To jog your memory, 3D BIM refers to modelling, 4D represents time management on a project, 5D tightens the purse strings and oversees costs, 6D monitors asset sustainability and 7D allows for facility management upon project completion. When you put it like that, it’s all so simple… right?
As we’re all aware, feeding a BIM model requires reliable datasets for a more successful build but sequencing the timing and coordinating a build is being recognized as the BIM dimension pulling the strings on today’s projects.
So, 4D BIM gets the plaudits for adding the most value to a building project, but is this justified and how accessible is it for the wider AEC community to adopt?
A perfect harmony
I struggle to plan my weekly shopping, let alone a building project… 4D BIM is primarily used to schedule, plan and allow stakeholders to coordinate their share of the project which reduces time, costs and keeps you one step ahead of the build. In doing so, it connects the back-office with the building site… when the stars align and all that!

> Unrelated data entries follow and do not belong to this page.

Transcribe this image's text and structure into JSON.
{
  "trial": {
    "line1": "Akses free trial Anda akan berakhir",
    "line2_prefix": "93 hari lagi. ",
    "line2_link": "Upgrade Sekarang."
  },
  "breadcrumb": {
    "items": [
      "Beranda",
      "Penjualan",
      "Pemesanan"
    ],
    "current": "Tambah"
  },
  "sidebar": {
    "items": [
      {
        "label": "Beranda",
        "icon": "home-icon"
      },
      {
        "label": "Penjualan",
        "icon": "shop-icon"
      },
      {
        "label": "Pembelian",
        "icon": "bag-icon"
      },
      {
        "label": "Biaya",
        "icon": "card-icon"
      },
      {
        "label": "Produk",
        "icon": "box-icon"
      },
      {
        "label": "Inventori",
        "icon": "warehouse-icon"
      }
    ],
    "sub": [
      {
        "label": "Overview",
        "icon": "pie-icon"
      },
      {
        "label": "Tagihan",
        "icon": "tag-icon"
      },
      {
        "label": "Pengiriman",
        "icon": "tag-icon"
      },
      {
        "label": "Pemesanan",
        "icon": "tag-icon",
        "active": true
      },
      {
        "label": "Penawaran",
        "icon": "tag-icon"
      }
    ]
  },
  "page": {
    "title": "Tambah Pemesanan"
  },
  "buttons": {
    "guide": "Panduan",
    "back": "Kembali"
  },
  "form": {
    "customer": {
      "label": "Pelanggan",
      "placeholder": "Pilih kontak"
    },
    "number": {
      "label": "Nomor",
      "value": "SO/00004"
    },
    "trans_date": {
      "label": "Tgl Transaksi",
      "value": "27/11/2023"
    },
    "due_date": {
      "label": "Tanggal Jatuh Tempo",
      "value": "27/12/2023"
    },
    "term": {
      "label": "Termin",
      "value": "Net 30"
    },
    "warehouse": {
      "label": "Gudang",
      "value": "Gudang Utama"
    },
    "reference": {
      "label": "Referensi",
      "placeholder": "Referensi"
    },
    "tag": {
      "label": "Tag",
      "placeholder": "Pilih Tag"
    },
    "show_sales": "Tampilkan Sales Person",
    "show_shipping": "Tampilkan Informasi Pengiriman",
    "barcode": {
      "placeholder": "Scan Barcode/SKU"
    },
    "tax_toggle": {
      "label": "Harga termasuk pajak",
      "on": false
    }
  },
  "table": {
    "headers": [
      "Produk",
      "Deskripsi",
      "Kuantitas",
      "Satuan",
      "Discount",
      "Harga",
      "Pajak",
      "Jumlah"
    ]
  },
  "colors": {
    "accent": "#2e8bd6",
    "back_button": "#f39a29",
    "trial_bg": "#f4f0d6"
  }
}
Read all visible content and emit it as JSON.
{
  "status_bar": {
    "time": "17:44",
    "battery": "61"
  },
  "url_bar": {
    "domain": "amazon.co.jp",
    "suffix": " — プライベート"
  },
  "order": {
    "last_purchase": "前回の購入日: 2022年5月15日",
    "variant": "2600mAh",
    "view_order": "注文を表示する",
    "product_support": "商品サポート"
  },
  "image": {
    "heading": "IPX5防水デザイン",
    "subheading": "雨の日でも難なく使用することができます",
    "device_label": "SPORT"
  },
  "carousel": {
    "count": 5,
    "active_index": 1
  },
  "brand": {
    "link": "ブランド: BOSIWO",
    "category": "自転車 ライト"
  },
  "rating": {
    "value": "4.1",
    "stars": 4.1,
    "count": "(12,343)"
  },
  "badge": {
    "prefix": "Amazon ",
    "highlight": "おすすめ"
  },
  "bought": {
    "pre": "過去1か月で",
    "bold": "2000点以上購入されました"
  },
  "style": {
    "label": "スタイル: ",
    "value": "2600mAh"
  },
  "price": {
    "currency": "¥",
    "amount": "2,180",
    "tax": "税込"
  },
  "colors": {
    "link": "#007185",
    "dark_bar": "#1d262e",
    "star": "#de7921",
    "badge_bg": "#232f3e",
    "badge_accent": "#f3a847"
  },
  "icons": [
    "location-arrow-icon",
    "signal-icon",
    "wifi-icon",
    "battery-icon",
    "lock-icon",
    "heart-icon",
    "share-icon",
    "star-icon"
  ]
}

It’s also a project manager’s best friend and encourages people away from a pen and paper. Gaining full control of a project is difficult, especially on large scale builds where there are simply too many elements to control. By adding data to the 4D model, or CPM, it promotes clarity and live status updates whilst allowing for comparisons between the original 3D plan.
Lastly, the threat of mistreating or losing data is reduced thanks to the cloud storage option a project information model offers. Data is stored in one place and not accidently shredded by the apprentice onsite!
BIM dimensions rely on skill, knowledge and experience of handling software on various types of building projects. Whilst BIM has become a common reality throughout construction, there is a gap between software and labour. This was expected as emerging technology markets often advance quickly. But sourcing the right talent, both onsite and in the office, remains competitive.
Globally, the construction market has notoriously been resistant to change. Although BIM is becoming increasingly present on building projects, the AEC industry remains on a journey towards adopting digital transformation, including digital twin technology which I discussed here, and changing culturally.
Storing data online and in one place certainly has its advantages. Unfortunately, the rise of cloud technology and other data storage software has been the catalyst for increasing cyber-attacks. The importance of establishing reliable cybersecurity has already been well documented to protect sensitive and potentially harmful datasets.
Promoting the visualization of a building project, providing live project status updates and a calendar of events for all stakeholders are features which 4D BIM will continue to provide endless benefits for in the construction and wider AEC industry for a generation.
The digital transformation journey in which many companies are undergoing means adoption of BIM dimensions will continue to rise. Given time, the labour market will hopefully catch up to the rate of advancing technology and it will become less reticent to change than today.
Cybersecurity remains the primary barrier to growth for 4D BIM however and is the biggest threat for businesses and countries globally in 2019.